Tuesday, 5 October 2010

Moral Philosophers and Polls

If you like moral philosophy (or even if you don't but are interested in it) and you have a nerdish interest in polls, then Leiter Reports: a philosophy blog (see Rockets listings) allows you to indulge nerdishness to excess.

Vote for you favourite moral philosopher.  Consider the arcane depths that polling formats can reach.

Monday, 4 October 2010

Universally Beneficial

'Benefit' used to be a lovely word but has now been degraded by association and misuse.  It was wrong of Labour to  call the assistance that is offered by tax-payers to those who, from personal misfortune  or economic constraint are unable to meet their outgoings, benefits.  Assistance is not a benefit (except in the most generic meaning of the word); it is a helping hand when needed.  Not, note, when qualified to claim  - some make no claim on the rest of us because they do not consider that they need to, even if they are qualified to claim; although there are  others who seem to have made a practice of seeking all and anything they can lay claim to even going so far as to warp themselves, their families, and their lives to fit into  assistance-attracting categories.

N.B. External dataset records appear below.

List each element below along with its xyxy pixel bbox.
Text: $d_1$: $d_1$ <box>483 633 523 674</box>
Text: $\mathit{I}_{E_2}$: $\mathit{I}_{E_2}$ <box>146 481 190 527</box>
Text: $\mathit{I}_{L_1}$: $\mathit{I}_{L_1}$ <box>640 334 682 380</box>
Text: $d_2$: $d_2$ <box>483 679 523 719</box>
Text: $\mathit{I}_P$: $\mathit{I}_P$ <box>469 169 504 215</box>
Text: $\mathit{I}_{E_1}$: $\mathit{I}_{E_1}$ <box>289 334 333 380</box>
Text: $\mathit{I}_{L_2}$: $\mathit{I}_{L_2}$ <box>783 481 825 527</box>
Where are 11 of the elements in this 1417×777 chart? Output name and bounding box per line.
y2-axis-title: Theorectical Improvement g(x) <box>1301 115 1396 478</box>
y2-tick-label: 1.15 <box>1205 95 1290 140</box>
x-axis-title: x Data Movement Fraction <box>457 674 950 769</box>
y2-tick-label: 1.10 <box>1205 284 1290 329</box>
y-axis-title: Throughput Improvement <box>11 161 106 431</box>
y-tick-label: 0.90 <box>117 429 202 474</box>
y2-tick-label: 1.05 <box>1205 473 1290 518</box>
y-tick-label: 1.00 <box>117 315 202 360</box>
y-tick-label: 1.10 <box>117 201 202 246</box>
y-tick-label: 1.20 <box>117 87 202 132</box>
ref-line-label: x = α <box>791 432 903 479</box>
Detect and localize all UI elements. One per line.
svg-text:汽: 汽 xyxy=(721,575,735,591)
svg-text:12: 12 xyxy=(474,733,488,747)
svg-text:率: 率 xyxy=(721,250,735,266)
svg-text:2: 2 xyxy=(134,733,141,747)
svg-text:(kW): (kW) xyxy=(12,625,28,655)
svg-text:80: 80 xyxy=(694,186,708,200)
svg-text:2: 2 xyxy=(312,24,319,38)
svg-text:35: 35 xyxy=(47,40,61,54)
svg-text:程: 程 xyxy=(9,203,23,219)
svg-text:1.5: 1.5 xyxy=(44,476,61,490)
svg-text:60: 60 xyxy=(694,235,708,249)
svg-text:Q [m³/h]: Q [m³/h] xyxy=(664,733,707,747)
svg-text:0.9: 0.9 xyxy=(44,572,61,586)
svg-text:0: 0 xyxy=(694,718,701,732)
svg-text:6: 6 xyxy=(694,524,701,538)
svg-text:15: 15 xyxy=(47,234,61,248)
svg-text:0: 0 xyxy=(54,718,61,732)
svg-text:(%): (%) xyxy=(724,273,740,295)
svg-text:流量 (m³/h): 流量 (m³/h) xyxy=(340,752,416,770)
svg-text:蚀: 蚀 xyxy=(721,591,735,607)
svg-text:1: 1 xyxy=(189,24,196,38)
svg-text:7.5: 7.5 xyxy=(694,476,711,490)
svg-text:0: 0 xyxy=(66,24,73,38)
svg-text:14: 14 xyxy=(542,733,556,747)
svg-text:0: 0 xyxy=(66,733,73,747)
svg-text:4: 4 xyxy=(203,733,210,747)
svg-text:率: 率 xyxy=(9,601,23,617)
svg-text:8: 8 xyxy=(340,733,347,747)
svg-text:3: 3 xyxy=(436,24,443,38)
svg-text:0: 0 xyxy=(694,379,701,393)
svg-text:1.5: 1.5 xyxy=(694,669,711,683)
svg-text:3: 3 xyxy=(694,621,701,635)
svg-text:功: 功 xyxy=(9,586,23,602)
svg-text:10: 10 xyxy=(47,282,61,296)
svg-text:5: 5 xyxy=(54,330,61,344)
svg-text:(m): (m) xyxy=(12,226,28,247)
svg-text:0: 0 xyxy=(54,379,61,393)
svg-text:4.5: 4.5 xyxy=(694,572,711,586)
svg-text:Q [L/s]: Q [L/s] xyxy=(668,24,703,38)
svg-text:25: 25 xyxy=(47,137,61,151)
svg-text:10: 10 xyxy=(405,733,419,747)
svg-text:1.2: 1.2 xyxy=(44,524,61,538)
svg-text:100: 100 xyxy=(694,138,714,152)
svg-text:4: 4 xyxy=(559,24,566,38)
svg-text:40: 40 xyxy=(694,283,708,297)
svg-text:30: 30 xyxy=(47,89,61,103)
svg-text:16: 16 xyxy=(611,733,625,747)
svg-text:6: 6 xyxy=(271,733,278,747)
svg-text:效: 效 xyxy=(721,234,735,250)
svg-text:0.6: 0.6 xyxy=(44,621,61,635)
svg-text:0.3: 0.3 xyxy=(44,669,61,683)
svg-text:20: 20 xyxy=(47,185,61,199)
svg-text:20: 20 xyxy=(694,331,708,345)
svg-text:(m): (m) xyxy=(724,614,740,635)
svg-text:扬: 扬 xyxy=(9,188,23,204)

Youth and old age are two unavoidable conditions (unless you are very unlucky).  The very young and the very old have absolute claims upon us all, as a society, not just on their individual connexion, for our support.  The old supported us all when we were the young, the young will step up when we are old.  These are universal statuses; they call into being exchanges between generations that involve everyone in our society, if we are to understand ourselves as social beings at all.  They are the stuff of which our society is made.

Eliding the status of means-tested assistance during temporary misfortune with that of exchanges between the generations is always a socialist objective - part of raising working-class consciousness socialists would argue; but what they are actually doing is lowering the tone.

The Coalition needs to consider more carefully what should be cut, and not take the boss-eyed view of the poverty lobby, so hard-working over these last decades,  as correct.

Not a Good Choice of Cut

Universal benefits have the great advantage of doing away with means testing.  Also they include all of us in receiving plain advantage from collective administration of the tax-take.  (Inclusion of this kind when combined with means testing, with all its intrusiveness into the lives of others is, however,  typically Labour and unacceptable.)

What a pity that the subjection of universal child benefit to means testing is to be the first result of Labour's ravaging of our economy.  It's understandable, but regrettable, that the redistribution of actual cash to mothers and children is the easiest to take away and, on the surface, the easiest to justify.  Many of us know, though, through friends and acquaintances, that mothers who are at home looking after the family, from choice or lack of employment outside, are often very short of actual cash in hand for petty, everyday needs; quite well-to-do mothers as well as those with lower-earning husbands. It was a relief to many women when Barbara Castle put the tax relief for having children in a family into their hands directly.

At the very least the tax relief should be reinstated for any families with children.  After all, higher-rate tax-payers are not exactly rolling in money, are they?   Particularly those with children to care for.